In the spring 1936, in the face of the threat faced by Catholic communities and figures during the Spanish anti-clerical red terror, Lizárraga wrote:
Everyone says that terrible things are expected and there is widespread panic; these are times of true persecution against God, and of course, we nuns are the first to suffer the consequences, so blessed be God who allows this to happen. He will give us strength
— Apolonia Lizárraga

==Death==
The outbreak of the Spanish Civil War caught her in Vic, Catalonia, and she was forced to leave her home two days later on 20 July to take refuge in her congregation’s Casa de la Misericordia, a building that was not assaulted. On 21 July, at that house, militiamen arrived and ordered all the nuns to leave, except for Lizárraga, who remained present during the search they carried out and in which they threatened to set fire to the convent. During the conflict, Lizárraga took it upon herself to shelter nuns, until she was expelled from the house a few days later.
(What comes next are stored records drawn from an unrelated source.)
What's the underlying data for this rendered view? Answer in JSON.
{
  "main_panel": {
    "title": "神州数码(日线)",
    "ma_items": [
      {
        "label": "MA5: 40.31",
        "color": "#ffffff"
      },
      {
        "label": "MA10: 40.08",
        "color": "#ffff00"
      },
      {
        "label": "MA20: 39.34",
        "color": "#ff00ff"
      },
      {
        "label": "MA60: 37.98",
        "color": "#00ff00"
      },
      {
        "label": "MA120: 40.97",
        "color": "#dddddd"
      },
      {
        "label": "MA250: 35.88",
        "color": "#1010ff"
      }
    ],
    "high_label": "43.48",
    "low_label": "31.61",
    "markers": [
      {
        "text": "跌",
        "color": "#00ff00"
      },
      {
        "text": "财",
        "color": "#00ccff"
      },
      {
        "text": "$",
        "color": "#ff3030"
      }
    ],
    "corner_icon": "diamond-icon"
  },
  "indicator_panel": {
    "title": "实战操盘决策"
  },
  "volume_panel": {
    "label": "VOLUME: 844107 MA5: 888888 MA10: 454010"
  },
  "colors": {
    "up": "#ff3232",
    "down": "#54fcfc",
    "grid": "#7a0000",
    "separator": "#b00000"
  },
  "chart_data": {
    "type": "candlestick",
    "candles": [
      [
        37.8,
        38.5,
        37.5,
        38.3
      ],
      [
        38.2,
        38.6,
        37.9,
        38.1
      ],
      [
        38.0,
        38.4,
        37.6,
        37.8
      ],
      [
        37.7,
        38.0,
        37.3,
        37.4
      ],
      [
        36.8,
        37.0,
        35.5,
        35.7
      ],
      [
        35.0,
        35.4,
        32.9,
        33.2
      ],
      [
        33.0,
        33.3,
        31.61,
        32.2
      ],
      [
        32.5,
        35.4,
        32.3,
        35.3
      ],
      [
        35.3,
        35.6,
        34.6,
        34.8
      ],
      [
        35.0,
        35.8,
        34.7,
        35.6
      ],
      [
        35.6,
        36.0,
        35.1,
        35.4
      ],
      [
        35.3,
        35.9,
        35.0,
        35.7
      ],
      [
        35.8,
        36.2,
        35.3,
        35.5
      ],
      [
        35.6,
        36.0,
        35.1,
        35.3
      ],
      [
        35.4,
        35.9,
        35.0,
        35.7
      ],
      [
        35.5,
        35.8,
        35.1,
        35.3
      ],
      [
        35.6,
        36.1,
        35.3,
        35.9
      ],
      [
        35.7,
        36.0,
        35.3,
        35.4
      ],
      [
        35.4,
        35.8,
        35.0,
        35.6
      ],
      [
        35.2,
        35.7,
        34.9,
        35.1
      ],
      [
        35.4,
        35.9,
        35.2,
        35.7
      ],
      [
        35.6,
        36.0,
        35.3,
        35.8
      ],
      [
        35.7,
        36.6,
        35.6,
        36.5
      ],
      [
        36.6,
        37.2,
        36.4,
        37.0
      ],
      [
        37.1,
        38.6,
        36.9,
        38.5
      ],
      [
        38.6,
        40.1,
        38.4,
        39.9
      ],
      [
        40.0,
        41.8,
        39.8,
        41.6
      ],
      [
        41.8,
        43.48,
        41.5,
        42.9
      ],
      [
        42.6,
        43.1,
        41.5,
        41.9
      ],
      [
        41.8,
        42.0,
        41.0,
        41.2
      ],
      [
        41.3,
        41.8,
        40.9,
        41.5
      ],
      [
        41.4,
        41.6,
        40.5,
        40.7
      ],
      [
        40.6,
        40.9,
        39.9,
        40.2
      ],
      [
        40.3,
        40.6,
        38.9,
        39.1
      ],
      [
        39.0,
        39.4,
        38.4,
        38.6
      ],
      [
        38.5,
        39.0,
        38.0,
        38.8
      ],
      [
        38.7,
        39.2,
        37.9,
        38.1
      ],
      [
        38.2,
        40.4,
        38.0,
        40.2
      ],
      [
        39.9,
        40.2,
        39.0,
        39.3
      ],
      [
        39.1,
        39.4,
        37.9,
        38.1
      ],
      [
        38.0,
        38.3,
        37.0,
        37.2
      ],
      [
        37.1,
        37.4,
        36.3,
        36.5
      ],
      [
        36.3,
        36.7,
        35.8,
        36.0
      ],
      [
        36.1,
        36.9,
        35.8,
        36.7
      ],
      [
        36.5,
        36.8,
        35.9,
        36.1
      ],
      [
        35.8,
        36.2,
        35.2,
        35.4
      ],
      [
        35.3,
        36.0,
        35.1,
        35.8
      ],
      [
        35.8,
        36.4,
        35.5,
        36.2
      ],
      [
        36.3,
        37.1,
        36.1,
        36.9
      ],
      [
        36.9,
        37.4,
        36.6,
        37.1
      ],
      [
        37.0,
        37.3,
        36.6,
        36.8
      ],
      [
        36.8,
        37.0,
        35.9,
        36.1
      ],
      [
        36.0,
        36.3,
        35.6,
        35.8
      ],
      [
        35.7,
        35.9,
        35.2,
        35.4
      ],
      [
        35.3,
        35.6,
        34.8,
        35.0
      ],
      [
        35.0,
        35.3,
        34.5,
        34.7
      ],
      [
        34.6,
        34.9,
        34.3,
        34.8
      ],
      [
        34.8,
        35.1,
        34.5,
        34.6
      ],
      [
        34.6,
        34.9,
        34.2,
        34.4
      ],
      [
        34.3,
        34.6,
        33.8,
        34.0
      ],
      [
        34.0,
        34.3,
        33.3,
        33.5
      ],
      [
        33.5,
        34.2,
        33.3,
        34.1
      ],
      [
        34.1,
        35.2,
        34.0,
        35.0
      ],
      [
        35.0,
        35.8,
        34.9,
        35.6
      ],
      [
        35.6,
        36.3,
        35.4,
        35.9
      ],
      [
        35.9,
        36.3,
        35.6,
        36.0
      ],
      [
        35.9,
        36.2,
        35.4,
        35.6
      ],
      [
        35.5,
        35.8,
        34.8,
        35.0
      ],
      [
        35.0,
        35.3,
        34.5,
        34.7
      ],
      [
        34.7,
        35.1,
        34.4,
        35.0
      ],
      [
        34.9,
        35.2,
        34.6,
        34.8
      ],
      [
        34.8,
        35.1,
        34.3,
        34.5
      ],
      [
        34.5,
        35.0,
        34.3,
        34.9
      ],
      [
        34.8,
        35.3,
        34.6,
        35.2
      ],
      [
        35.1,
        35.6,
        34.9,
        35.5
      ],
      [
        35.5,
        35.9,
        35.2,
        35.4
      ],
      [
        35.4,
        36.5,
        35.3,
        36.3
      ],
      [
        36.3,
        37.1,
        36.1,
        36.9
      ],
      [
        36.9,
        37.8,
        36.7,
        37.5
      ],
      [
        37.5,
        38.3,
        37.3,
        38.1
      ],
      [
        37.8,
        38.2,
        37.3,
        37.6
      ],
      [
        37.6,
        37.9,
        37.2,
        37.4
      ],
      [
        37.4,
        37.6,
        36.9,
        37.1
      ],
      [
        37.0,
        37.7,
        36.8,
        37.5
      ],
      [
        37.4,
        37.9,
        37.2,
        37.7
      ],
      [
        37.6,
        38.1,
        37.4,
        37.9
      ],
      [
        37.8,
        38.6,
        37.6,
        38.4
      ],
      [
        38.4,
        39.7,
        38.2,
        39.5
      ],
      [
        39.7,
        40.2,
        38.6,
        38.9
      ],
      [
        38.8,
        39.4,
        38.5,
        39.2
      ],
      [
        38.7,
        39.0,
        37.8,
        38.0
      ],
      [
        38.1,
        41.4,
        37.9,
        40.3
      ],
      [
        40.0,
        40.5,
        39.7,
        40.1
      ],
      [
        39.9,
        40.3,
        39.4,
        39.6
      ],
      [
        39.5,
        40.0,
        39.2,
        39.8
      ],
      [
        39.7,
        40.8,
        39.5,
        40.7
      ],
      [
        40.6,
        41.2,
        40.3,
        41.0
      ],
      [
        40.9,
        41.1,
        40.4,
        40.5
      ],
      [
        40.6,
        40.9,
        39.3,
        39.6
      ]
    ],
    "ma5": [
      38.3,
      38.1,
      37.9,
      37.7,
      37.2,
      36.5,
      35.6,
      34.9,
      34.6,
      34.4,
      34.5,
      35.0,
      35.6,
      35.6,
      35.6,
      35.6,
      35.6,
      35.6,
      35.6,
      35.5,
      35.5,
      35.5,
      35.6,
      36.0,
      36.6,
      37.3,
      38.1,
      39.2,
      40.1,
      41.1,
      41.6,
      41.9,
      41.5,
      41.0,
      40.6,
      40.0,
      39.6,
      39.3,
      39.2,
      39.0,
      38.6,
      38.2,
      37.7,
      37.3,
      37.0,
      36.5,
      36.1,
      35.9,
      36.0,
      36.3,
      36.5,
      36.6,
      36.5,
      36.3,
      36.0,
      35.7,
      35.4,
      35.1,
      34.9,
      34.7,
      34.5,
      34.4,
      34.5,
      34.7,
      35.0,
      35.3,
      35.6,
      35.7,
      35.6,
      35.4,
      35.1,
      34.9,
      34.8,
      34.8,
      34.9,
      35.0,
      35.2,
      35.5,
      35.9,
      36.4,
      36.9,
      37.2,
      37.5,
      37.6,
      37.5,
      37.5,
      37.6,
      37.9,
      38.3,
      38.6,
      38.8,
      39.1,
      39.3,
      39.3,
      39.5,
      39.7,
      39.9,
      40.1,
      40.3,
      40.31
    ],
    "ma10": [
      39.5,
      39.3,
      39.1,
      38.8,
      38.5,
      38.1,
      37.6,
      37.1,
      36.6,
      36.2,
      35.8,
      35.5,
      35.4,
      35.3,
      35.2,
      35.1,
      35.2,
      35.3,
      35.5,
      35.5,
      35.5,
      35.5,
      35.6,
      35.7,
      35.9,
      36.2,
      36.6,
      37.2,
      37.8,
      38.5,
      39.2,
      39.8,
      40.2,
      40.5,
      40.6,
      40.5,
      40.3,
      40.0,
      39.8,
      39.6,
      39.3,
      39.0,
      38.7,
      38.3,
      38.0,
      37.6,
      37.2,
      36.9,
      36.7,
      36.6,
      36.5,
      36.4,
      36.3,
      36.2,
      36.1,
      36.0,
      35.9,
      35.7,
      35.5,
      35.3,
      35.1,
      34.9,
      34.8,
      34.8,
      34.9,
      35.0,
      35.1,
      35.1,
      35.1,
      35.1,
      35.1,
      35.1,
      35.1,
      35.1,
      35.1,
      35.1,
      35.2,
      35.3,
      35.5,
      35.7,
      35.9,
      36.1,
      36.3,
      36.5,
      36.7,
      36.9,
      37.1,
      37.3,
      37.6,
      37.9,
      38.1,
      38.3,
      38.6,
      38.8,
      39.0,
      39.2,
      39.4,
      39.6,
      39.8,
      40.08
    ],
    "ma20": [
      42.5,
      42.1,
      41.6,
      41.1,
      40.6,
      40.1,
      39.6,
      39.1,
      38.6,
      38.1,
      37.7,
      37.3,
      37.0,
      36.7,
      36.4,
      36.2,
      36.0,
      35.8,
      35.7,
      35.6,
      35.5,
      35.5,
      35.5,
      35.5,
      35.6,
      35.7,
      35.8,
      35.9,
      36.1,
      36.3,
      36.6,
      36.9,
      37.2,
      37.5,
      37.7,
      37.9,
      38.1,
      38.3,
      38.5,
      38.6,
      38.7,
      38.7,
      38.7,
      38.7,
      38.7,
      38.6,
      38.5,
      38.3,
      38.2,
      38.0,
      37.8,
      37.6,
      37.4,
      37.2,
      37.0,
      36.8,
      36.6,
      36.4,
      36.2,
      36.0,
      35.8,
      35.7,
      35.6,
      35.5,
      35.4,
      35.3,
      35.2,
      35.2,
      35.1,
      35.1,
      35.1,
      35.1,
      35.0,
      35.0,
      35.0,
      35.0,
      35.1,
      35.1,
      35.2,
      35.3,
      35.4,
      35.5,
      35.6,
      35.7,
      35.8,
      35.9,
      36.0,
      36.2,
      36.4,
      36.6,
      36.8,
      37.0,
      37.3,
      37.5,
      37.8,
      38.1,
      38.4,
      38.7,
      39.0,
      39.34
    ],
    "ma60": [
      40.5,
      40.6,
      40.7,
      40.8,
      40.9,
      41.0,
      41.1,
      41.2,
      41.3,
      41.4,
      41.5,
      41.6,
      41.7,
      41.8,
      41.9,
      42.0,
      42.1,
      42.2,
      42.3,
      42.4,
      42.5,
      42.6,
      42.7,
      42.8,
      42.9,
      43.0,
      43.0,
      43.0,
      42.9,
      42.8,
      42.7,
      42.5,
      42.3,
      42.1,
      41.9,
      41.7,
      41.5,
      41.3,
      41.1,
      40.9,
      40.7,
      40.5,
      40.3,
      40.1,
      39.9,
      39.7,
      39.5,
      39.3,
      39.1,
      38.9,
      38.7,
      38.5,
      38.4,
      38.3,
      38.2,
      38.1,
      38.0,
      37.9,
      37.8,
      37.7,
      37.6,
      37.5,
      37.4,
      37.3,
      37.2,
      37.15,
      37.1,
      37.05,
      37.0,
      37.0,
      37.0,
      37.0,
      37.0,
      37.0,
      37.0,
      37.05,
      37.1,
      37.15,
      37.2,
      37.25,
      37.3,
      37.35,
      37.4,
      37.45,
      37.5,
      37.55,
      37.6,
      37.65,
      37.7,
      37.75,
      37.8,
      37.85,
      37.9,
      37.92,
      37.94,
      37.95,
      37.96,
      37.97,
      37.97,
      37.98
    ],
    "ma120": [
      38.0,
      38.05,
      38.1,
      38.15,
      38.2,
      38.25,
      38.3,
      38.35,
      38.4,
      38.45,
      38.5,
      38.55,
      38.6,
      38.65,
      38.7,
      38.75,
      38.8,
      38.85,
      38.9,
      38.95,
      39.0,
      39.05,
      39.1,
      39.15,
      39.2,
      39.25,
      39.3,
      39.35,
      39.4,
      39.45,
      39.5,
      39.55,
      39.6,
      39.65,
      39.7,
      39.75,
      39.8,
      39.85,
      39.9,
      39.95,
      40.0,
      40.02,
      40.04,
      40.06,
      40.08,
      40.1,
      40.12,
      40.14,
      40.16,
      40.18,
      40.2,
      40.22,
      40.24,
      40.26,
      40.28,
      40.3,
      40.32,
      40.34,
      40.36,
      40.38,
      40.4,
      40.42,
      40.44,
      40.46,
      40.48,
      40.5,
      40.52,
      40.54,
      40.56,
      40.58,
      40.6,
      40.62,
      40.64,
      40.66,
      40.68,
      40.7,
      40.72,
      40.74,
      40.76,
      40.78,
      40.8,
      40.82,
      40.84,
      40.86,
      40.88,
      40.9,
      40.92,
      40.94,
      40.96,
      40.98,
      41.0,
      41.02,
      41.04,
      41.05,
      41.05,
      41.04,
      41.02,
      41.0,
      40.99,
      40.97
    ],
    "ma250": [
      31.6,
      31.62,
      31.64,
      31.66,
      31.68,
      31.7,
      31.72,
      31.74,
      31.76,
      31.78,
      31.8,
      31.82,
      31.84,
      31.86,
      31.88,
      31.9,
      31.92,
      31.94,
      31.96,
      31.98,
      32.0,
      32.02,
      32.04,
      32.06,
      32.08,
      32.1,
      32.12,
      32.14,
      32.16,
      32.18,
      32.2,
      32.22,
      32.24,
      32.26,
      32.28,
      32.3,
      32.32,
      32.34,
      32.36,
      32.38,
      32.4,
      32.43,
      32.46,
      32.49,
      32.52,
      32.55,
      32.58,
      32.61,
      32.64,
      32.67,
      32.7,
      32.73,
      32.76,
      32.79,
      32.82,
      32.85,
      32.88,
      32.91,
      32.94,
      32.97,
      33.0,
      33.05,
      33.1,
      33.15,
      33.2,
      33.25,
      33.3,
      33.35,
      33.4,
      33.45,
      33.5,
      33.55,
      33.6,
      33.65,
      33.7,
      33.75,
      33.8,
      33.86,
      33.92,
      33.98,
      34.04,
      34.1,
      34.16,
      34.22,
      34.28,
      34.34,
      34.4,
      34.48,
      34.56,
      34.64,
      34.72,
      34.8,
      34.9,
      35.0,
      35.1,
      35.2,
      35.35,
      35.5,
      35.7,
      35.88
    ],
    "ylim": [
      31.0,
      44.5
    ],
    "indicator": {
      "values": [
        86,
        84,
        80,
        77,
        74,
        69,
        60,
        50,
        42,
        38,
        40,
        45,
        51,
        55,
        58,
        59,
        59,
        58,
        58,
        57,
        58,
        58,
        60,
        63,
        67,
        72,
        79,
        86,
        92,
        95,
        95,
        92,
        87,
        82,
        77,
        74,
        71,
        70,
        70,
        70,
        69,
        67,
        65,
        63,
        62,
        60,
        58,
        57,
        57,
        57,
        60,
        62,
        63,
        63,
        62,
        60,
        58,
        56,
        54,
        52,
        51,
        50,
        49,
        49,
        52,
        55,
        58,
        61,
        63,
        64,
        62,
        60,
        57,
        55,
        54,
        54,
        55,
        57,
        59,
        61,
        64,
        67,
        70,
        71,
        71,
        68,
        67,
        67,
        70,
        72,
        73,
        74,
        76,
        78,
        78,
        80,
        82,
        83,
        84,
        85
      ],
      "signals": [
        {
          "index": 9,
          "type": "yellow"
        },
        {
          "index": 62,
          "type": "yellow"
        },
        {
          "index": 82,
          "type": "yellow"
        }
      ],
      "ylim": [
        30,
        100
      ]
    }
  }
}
On 2 August, Lizárraga moved to Barcelona at the request of her congregation and stayed at the house of a cousin, but soon had to move to the home of Nemesio Danver and another nun. A few days later, he met with Archbishop of Barcelona Manuel Irurita who was in hiding at the Tort family’s home; the family were at that time arranging the necessary paperwork for both of them to flee. Both Archbishop Irurita and the Tort family were later executed.
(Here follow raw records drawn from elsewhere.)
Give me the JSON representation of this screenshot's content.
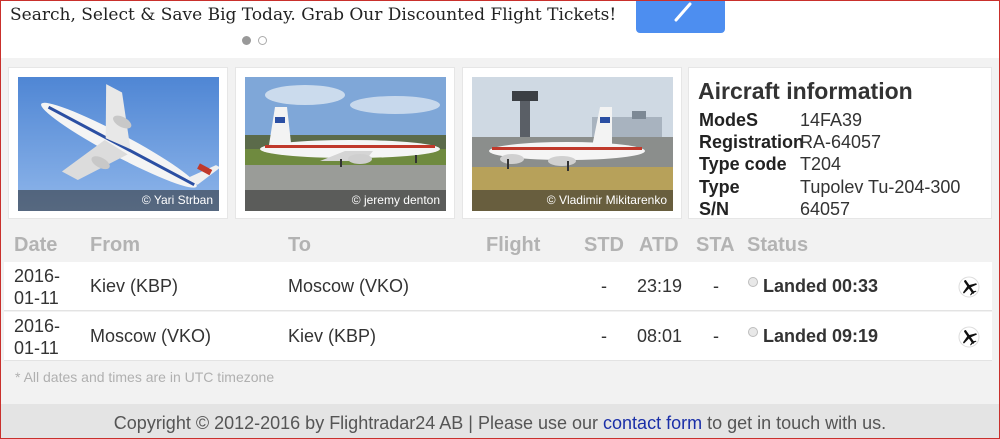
{
  "ad": {
    "text": "Search, Select & Save Big Today. Grab Our Discounted Flight Tickets!",
    "cta_icon": "arrow-icon"
  },
  "photos": [
    {
      "credit": "© Yari Strban"
    },
    {
      "credit": "© jeremy denton"
    },
    {
      "credit": "© Vladimir Mikitarenko"
    }
  ],
  "aircraft": {
    "title": "Aircraft information",
    "rows": [
      {
        "key": "ModeS",
        "value": "14FA39"
      },
      {
        "key": "Registration",
        "value": "RA-64057"
      },
      {
        "key": "Type code",
        "value": "T204"
      },
      {
        "key": "Type",
        "value": "Tupolev Tu-204-300"
      },
      {
        "key": "S/N",
        "value": "64057"
      }
    ]
  },
  "table": {
    "headers": {
      "date": "Date",
      "from": "From",
      "to": "To",
      "flight": "Flight",
      "std": "STD",
      "atd": "ATD",
      "sta": "STA",
      "status": "Status"
    },
    "rows": [
      {
        "date_line1": "2016-",
        "date_line2": "01-11",
        "from": "Kiev (KBP)",
        "to": "Moscow (VKO)",
        "flight": "",
        "std": "-",
        "atd": "23:19",
        "sta": "-",
        "status": "Landed 00:33"
      },
      {
        "date_line1": "2016-",
        "date_line2": "01-11",
        "from": "Moscow (VKO)",
        "to": "Kiev (KBP)",
        "flight": "",
        "std": "-",
        "atd": "08:01",
        "sta": "-",
        "status": "Landed 09:19"
      }
    ],
    "note": "* All dates and times are in UTC timezone"
  },
  "footer": {
    "prefix": "Copyright © 2012-2016 by Flightradar24 AB | Please use our ",
    "link": "contact form",
    "suffix": " to get in touch with us."
  }
}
On the night of 6 September, some leftist militiamen turned up at the house and, following a search, Lizárraga was forced to admit that she was a nun, which compelled her to flee the house and return to her cousins’ home. On 8 September, she was arrested by members of the Workers' Party of Marxist Unification (POUM) along with the parish priest José Puig, who had also been hiding there, and one of his nieces. They were taken away to be questioned and subsequently led to the Tower of Death on Passeig de Sant Joan, together with Danver and another nun.

After the interrogation and having confessed that she was a nun of the Carmelites of Charity, she was taken out of the room, stripped and quartered alive, her flesh being thrown to the pigs that the torturers were fattening up in the checa of Saint Elias at the Parish of Saint Agnes. It is said that these pigs were later used to make chorizo sausages, which the militia dubbed "nun’s chorizo".

==Beatification==
She was beatified in Saint Peter's Square on 28 October 2007 by Pope Benedict XVI along 497 Spanish martyrs.